Je dépose la sphère. On a eu beau me décrire Jumper, le voir se déclencher m’absorbe tellement que je saute le quatre, à trois je me ressaisis, le sol se creuse sous mes pieds comme défoncé, je recule péniblement d’un pas, attirée par la gravité. Deux. Je l’entends à présent – un bruit de métal tordu – quand une ombre ronge la lumière de ma caverne. Un, la DZ se déforme, les lignes par terre et sur les murs ondulent puis se dédoublent, je fais un effort surhumain pour relever la tête et observer le tourbillon du phénomène fondre sur moi. Zéro. Je me prends le jet en pleine gueule, un mur indécelable s’est dressé autour de moi qui m’oppresse.
Être au monde
La mort me hante, je la sens imminente, prêtre à surgir à tout moment, insidieuse et opportuniste ; elle attend que je trébuche pour m’anéantir. J’en fais des cauchemars, je vois Ricardo se noyer sous mes yeux et je me réveille en sueur, seule dans ma chambre d’hôpital où il fait sombre.

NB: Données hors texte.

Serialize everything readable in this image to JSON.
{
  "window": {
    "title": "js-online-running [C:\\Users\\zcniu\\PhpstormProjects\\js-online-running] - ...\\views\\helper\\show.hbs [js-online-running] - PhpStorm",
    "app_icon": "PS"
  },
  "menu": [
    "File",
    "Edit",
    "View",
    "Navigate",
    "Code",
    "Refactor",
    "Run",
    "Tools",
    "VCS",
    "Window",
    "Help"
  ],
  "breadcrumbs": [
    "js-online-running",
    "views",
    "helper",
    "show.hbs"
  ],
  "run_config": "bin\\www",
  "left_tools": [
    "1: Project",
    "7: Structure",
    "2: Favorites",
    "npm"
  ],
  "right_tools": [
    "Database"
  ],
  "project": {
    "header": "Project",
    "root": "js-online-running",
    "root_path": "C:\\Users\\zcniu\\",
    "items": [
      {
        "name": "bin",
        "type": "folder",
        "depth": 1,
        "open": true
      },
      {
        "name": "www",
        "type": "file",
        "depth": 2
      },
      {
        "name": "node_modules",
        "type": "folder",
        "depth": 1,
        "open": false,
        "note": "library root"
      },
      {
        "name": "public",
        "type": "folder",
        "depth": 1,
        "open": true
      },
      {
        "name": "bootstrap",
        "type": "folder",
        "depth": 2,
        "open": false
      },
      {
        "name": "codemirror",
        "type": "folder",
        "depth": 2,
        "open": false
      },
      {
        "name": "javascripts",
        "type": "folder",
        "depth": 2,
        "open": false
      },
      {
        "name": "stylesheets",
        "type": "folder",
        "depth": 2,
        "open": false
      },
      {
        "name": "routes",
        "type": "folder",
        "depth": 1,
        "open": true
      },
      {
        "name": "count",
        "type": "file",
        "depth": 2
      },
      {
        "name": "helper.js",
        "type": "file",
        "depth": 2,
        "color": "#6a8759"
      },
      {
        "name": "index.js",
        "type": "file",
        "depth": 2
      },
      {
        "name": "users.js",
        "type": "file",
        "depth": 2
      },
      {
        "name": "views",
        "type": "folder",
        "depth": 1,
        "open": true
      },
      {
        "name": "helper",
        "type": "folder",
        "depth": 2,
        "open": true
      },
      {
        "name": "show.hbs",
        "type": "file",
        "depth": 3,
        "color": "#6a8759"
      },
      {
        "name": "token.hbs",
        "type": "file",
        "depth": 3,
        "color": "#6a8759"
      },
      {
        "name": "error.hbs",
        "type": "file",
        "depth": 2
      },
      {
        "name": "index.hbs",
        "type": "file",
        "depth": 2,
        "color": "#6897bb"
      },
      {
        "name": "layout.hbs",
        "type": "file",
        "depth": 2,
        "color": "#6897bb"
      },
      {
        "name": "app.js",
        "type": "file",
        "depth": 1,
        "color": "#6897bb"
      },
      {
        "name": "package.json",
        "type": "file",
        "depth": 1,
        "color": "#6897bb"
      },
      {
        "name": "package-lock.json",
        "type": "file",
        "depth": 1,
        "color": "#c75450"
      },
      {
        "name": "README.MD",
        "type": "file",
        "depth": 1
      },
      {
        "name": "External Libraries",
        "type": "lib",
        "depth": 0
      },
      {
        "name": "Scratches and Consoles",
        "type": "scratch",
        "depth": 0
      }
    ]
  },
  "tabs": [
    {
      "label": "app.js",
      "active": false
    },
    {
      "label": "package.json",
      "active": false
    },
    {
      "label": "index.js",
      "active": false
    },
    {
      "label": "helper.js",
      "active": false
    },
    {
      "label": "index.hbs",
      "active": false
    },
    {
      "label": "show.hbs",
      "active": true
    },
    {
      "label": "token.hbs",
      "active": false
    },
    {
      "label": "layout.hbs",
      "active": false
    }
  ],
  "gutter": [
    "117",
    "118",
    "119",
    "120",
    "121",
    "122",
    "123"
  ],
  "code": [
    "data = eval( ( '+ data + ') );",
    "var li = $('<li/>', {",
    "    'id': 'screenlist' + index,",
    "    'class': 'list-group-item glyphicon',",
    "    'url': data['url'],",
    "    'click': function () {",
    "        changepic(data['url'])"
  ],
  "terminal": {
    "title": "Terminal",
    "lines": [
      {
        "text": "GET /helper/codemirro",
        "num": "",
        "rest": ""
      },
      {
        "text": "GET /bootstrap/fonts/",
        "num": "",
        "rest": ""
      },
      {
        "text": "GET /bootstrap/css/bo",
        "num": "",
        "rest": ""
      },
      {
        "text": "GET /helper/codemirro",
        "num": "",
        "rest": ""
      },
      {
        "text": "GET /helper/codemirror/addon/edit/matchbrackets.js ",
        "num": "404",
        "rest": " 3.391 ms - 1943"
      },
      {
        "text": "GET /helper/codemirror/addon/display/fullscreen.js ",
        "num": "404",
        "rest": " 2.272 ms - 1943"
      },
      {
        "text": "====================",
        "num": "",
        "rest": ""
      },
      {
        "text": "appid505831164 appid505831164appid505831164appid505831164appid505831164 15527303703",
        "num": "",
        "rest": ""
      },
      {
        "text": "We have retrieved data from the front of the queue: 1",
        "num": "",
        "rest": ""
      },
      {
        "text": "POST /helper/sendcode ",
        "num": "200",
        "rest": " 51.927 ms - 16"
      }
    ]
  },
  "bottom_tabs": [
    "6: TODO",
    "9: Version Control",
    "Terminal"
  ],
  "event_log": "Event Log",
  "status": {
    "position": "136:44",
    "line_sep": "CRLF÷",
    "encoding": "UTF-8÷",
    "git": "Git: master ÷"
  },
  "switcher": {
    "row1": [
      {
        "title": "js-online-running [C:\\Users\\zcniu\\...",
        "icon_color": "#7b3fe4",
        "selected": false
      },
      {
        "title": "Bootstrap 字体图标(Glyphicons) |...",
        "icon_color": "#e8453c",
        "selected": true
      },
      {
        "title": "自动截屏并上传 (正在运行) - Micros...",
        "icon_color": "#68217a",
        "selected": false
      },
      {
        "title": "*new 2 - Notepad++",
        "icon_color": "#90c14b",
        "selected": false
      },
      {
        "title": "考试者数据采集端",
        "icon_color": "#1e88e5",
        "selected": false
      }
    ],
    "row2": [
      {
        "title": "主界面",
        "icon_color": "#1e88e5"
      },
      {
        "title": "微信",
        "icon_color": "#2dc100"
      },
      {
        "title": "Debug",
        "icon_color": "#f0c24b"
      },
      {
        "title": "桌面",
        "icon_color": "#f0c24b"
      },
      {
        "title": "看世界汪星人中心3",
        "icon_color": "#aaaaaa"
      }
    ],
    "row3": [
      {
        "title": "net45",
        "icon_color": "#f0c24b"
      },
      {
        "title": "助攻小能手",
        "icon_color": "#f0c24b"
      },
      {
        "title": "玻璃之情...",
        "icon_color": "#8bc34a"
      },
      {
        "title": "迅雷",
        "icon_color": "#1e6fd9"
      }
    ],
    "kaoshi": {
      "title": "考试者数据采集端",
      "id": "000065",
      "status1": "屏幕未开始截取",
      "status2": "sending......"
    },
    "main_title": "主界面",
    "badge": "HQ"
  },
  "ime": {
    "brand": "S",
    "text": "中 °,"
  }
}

La colère du Filtre m’a possédé sans prévenir et a décuplé mes forces. J’ai saisi le gros chaman avant d’être ingurgité dans la gorge du plafond, abandonnant sous mes pieds la femme-soldat figée sur place. J’eus l’impression de plonger dans un gouffre méphitique pendant que ma rage se transformait en détestation contre la Revenante, le vieux sorcier et leur projet dément. Je ne pourrais expliquer le désir de vengeance qui suivit, mon appétit de punition et l’envie de faire le mal.